Pathology · Cardiac Pathology (IHD, Myocardial Infarction, Valvular, Endocarditis)

Autopsy of a patient who died 4 days after an acute MI shows a large area of yellow-tan softened myocardium surrounded by a hyperaemic border with neutrophilic infiltration giving way to macrophage infiltration. Coagulative necrosis is confirmed. Which temporal event in the pathologic healing sequence corresponds to peak risk of free wall rupture?

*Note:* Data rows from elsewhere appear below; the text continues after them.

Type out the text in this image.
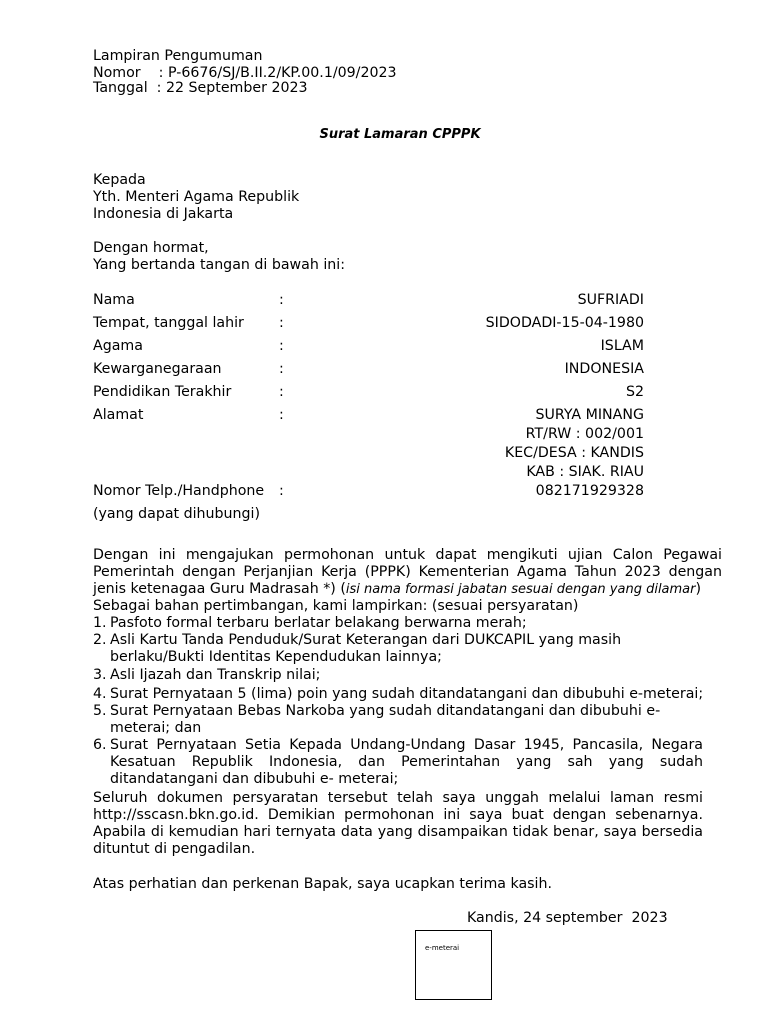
Lampiran Pengumuman
Nomor    : P-6676/SJ/B.II.2/KP.00.1/09/2023
Tanggal  : 22 September 2023
Surat Lamaran CPPPK
Kepada
Yth. Menteri Agama Republik
Indonesia di Jakarta
Dengan hormat,
Yang bertanda tangan di bawah ini:
Nama	:	SUFRIADI
Tempat, tanggal lahir :	SIDODADI-15-04-1980
Agama	:	ISLAM
Kewarganegaraan	:	INDONESIA
Pendidikan Terakhir	:	S2
Alamat	:	SURYA MINANG
RT/RW : 002/001
KEC/DESA : KANDIS
KAB : SIAK. RIAU
Nomor Telp./Handphone :	082171929328
(yang dapat dihubungi)
Dengan ini mengajukan permohonan untuk dapat mengikuti ujian Calon Pegawai Pemerintah dengan Perjanjian Kerja (PPPK) Kementerian Agama Tahun 2023 dengan jenis ketenagaa Guru Madrasah *) (isi nama formasi jabatan sesuai dengan yang dilamar)
Sebagai bahan pertimbangan, kami lampirkan: (sesuai persyaratan)
1. Pasfoto formal terbaru berlatar belakang berwarna merah;
2. Asli Kartu Tanda Penduduk/Surat Keterangan dari DUKCAPIL yang masih berlaku/Bukti Identitas Kependudukan lainnya;
3. Asli Ijazah dan Transkrip nilai;
4. Surat Pernyataan 5 (lima) poin yang sudah ditandatangani dan dibubuhi e-meterai;
5. Surat Pernyataan Bebas Narkoba yang sudah ditandatangani dan dibubuhi e-meterai; dan
6. Surat Pernyataan Setia Kepada Undang-Undang Dasar 1945, Pancasila, Negara Kesatuan Republik Indonesia, dan Pemerintahan yang sah yang sudah ditandatangani dan dibubuhi e- meterai;
Seluruh dokumen persyaratan tersebut telah saya unggah melalui laman resmi http://sscasn.bkn.go.id. Demikian permohonan ini saya buat dengan sebenarnya. Apabila di kemudian hari ternyata data yang disampaikan tidak benar, saya bersedia dituntut di pengadilan.
Atas perhatian dan perkenan Bapak, saya ucapkan terima kasih.
Kandis, 24 september  2023
e-meterai
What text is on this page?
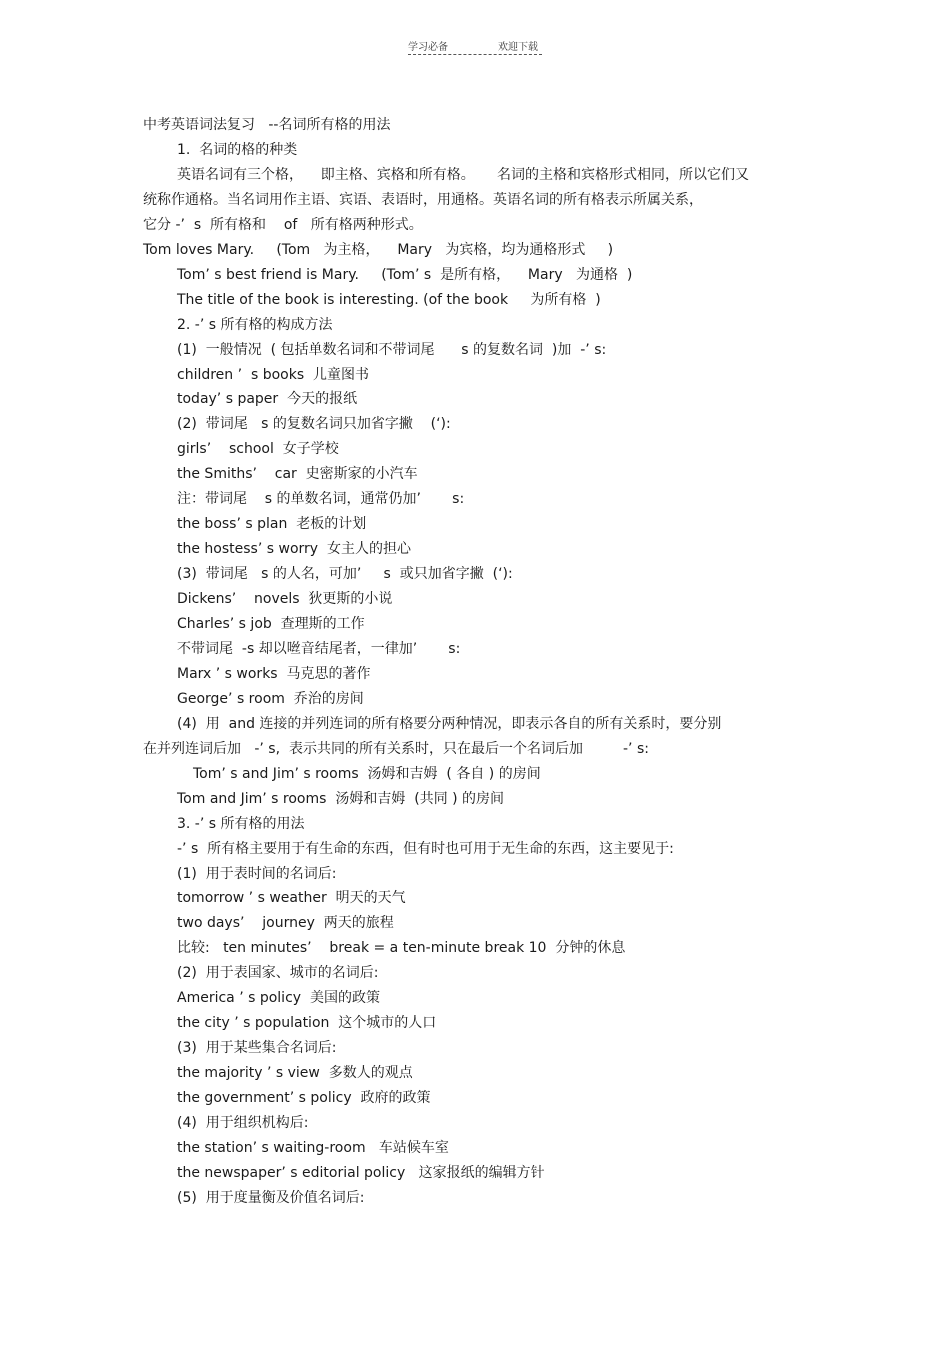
学习必备	欢迎下载
中考英语词法复习   --名词所有格的用法
1.  名词的格的种类
英语名词有三个格，    即主格、宾格和所有格。     名词的主格和宾格形式相同，所以它们又
统称作通格。当名词用作主语、宾语、表语时，用通格。英语名词的所有格表示所属关系，
它分 -’  s  所有格和    of   所有格两种形式。
Tom loves Mary.     (Tom   为主格，    Mary   为宾格，均为通格形式     )
Tom’ s best friend is Mary.     (Tom’ s  是所有格，    Mary   为通格  )
The title of the book is interesting. (of the book     为所有格  )
2. -’ s 所有格的构成方法
(1)  一般情况  ( 包括单数名词和不带词尾      s 的复数名词  )加  -’ s:
children ’  s books  儿童图书
today’ s paper  今天的报纸
(2)  带词尾   s 的复数名词只加省字撇    (‘):
girls’    school  女子学校
the Smiths’    car  史密斯家的小汽车
注：带词尾    s 的单数名词，通常仍加’       s:
the boss’ s plan  老板的计划
the hostess’ s worry  女主人的担心
(3)  带词尾   s 的人名，可加’     s  或只加省字撇  (‘):
Dickens’    novels  狄更斯的小说
Charles’ s job  查理斯的工作
不带词尾  -s 却以咝音结尾者，一律加’       s:
Marx ’ s works  马克思的著作
George’ s room  乔治的房间
(4)  用  and 连接的并列连词的所有格要分两种情况，即表示各自的所有关系时，要分别
在并列连词后加   -’ s,  表示共同的所有关系时，只在最后一个名词后加         -’ s:
Tom’ s and Jim’ s rooms  汤姆和吉姆  ( 各自 ) 的房间
Tom and Jim’ s rooms  汤姆和吉姆  (共同 ) 的房间
3. -’ s 所有格的用法
-’ s  所有格主要用于有生命的东西，但有时也可用于无生命的东西，这主要见于:
(1)  用于表时间的名词后:
tomorrow ’ s weather  明天的天气
two days’    journey  两天的旅程
比较:   ten minutes’    break = a ten-minute break 10  分钟的休息
(2)  用于表国家、城市的名词后:
America ’ s policy  美国的政策
the city ’ s population  这个城市的人口
(3)  用于某些集合名词后:
the majority ’ s view  多数人的观点
the government’ s policy  政府的政策
(4)  用于组织机构后:
the station’ s waiting-room   车站候车室
the newspaper’ s editorial policy   这家报纸的编辑方针
(5)  用于度量衡及价值名词后:
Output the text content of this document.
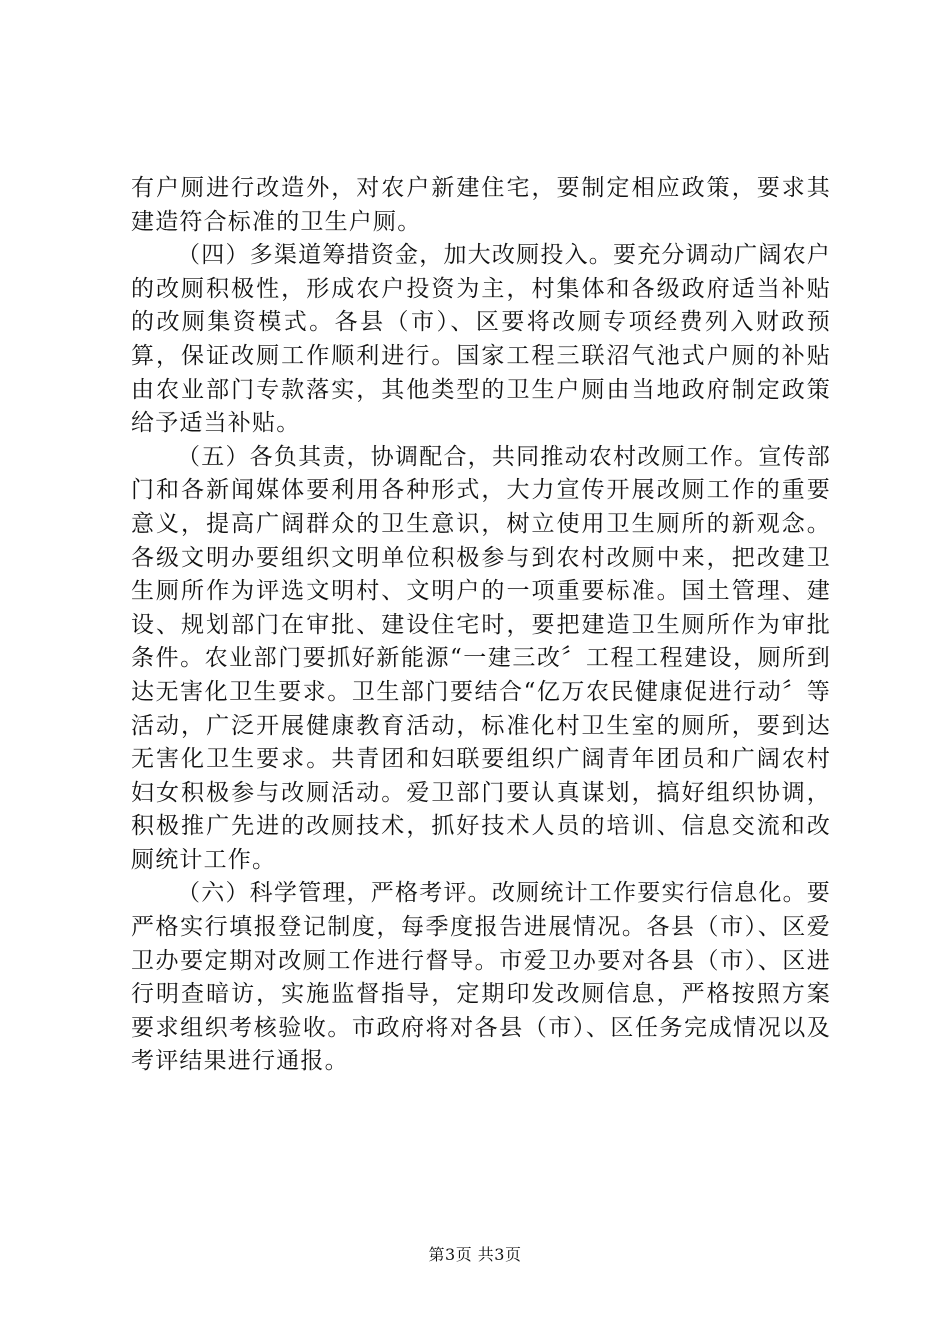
有户厕进行改造外，对农户新建住宅，要制定相应政策，要求其建造符合标准的卫生户厕。

（四）多渠道筹措资金，加大改厕投入。要充分调动广阔农户的改厕积极性，形成农户投资为主，村集体和各级政府适当补贴的改厕集资模式。各县（市）、区要将改厕专项经费列入财政预算，保证改厕工作顺利进行。国家工程三联沼气池式户厕的补贴由农业部门专款落实，其他类型的卫生户厕由当地政府制定政策给予适当补贴。

（五）各负其责，协调配合，共同推动农村改厕工作。宣传部门和各新闻媒体要利用各种形式，大力宣传开展改厕工作的重要意义，提高广阔群众的卫生意识，树立使用卫生厕所的新观念。各级文明办要组织文明单位积极参与到农村改厕中来，把改建卫生厕所作为评选文明村、文明户的一项重要标准。国土管理、建设、规划部门在审批、建设住宅时，要把建造卫生厕所作为审批条件。农业部门要抓好新能源“一建三改〞工程工程建设，厕所到达无害化卫生要求。卫生部门要结合“亿万农民健康促进行动〞等活动，广泛开展健康教育活动，标准化村卫生室的厕所，要到达无害化卫生要求。共青团和妇联要组织广阔青年团员和广阔农村妇女积极参与改厕活动。爱卫部门要认真谋划，搞好组织协调，积极推广先进的改厕技术，抓好技术人员的培训、信息交流和改厕统计工作。

（六）科学管理，严格考评。改厕统计工作要实行信息化。要严格实行填报登记制度，每季度报告进展情况。各县（市）、区爱卫办要定期对改厕工作进行督导。市爱卫办要对各县（市）、区进行明查暗访，实施监督指导，定期印发改厕信息，严格按照方案要求组织考核验收。市政府将对各县（市）、区任务完成情况以及考评结果进行通报。

第3页 共3页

  • A Hours 1–4 — peak contraction band necrosis before neutrophilic infiltration
  • B Days 10–14 — granulation tissue formation causing focal weak zones
  • C Weeks 6–8 — dense scar contraction producing mechanical stress at the scar border
  • D Days 3–7 — maximal macrophage-mediated removal of necrotic myocytes with degradation of extracellular matrix before collagen deposition (the 'softening phase')
Correct answer: D. Days 3–7 — maximal macrophage-mediated removal of necrotic myocytes with degradation of extracellular matrix before collagen deposition (the 'softening phase')

Explanation

Free wall rupture (and papillary muscle rupture and ventricular septal defect) is most common between days 3 and 7 post-MI. During this interval, macrophages aggressively phagocytose necrotic debris and release matrix metalloproteinases (MMPs) that degrade the collagen ECM of the infarcted wall. Simultaneously, new collagen has not yet been deposited (granulation tissue with fibrous scarring begins around days 7–10). This 'enzymatic softening' or macrophage lysis phase creates the weakest point in the ventricular wall, predisposing to rupture. Contraction band necrosis occurs in reperfused infarcts (hours to days) but is not the peak rupture period; dense scar is the end-stage and is actually mechanically strong.

Reference: Robbins & Cotran Pathologic Basis of Disease, 10th ed.